De par la loi, chaque parent est obligé de contribuer aux frais d’éducation et d’entretien de ses enfants, en proportion de ses ressources et des besoins de l’enfant. Peut être affranchi de cette obligation, celui qui prouve être dans l’impossibilité matérielle de contribuer aux frais d’éducation et d’entretien des enfants, c’est-à-dire le parent qui ne dispose d’aucun revenu. La contribution pourra dans ce cas être suspendue jusqu’à retour à meilleure fortune.

L’importance réelle ou alléguée des charges fixes (crédits) ou variables n’est pas un motif pour s’affranchir de toutes obligations envers ses enfants : en effet, la contribution aux frais d’éducation et d’entretien de l’enfant constitue une obligation alimentaire ; en tant que telle, elle est prioritaire sur toute autre dépense.

Le juge ne doit pas fixer une obligation que le débiteur serait dans l’impossibilité pratique d’honorer ou qui serait disproportionnée par rapport à sa capacité de paiement, car les moyens d’exécution de la décision, qui sont à la disposition du créancier d’aliment (ou de la Caisse d’allocation familiale qui s’y substitue) peuvent avoir des conséquences graves (saisie sur les salaires, revenus, comptes ; blocage des comptes etc.).

Si un parent est temporairement privé de ressources et qu’il est dans l’impossibilité matérielle d’honorer son obligation alimentaire, il peut être dispensé du paiement de toute contribution, jusqu’à retour à meilleure fortune.

REVENUS INCONNUS

Lorsque les revenus du parent ne sont pas connus,  le montant de la pension peut être fixée selon la capacité de ressources du parent concerné. Dans ce cas les revenus réels peuvent être estimé en fonction des éléments du train de vie (valeur des véhicules possédés ; montant des loyers ou valeur des biens immobiliers ; séjours à l’étranger, loisirs et vacances).  La qualification, l’expérience professionnelle peuvent être pris en compte.

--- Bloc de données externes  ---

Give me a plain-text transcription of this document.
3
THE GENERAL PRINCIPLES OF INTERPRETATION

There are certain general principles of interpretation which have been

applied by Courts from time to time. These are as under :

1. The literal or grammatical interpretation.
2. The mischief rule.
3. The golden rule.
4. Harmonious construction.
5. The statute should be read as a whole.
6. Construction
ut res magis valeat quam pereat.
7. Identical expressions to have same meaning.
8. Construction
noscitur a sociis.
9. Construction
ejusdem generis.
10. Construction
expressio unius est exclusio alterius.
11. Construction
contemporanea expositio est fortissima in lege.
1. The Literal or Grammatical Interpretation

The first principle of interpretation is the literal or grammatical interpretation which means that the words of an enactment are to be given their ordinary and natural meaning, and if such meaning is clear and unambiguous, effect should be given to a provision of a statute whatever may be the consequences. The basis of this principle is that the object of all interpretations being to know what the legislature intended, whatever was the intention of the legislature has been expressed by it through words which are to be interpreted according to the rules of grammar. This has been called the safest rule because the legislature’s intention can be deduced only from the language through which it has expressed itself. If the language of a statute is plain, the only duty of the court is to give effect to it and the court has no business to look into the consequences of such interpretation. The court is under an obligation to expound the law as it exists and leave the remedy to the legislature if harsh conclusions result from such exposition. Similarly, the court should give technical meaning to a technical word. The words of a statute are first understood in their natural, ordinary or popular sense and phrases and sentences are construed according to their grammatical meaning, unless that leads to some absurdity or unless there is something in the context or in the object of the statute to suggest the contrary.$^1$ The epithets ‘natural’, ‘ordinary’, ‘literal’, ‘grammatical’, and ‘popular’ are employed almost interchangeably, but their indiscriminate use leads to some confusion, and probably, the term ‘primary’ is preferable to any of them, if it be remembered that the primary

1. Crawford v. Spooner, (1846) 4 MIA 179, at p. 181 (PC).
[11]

Un parent ne peut être exonéré de ses obligations du seul fait qu’il ne communique pas ses ressources ou n’en justifie que partiellement.

Le juge doit veiller à l’intérêt supérieur de l’enfant, qui est de disposer de conditions de vie et d’éducation satisfaisantes, grâce au soutien matériel et financier de ses parents.

REVENUS OCCULTES

La déclaration fiscale vaut présomption de revenus, c’est-à-dire jusqu’à preuve du contraire.

En cas de revenus volontairement minorés ou partiellement occultés, une analyse comptable ou expertise patrimoniale peut être ordonnée.

Si le parent qui a la charge de l’enfant affirme que l’autre parent cache une partie de ses revenus, le juge peut prendre en compte le train de vie (véhicules, maison, piscine, voyages, montant des crédits et loyers, montant des dépenses) ou à la capacité de se procurer des revenus (activité exercée, diplômes, formation, expérience professionnelle).

Les revenus déclarés à l’administration fiscale seront donc retenus, sauf s’il ressort du dossier des éléments de train de vie qui attestent manifestement d’un niveau de vie supérieur aux seules ressources déclarées.